Ce recueil s'ouvre sur une présentation de la genèse et des travaux de "l'Ecole de Chicago" et se compose des écrits de :
_ Georg Simmel : "Digressions sur l'étranger"(1908) et "Métropoles et mentalité"(1903).
_ Robert Ezra Park : "La ville. Propositions de recherche sur le comportement humain en milieu urbain"(1925).
"La ville comme laboratoire social"(1929).
"La ville, phénomène naturel"(1952).
"La communauté urbaine : un modèle spatial et un ordre moral"(1926).

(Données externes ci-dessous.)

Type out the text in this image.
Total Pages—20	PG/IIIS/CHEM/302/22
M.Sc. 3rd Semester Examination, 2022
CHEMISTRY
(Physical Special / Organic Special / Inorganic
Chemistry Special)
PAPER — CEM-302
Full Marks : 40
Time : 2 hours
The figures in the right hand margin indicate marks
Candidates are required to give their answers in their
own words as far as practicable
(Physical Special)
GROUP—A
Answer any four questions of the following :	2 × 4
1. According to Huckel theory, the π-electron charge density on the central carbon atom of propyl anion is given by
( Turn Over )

_ Ernest W. Burgess : "La croissance de la ville. Introduction à un projet de recherche"(1925).
_ Roderick D. MacKenzie : "L'approche écologique dans l'étude de la communauté humaine"(1925).
"Le voisinage. Une étude de la vie locale à Columbus, Ohio"(1921).
_ Louis Wirth : "Le phénomène urbain comme mode de vie"(1938).
_ Maurice Halbwachs : "Chicago, expérience ethnique"(1932).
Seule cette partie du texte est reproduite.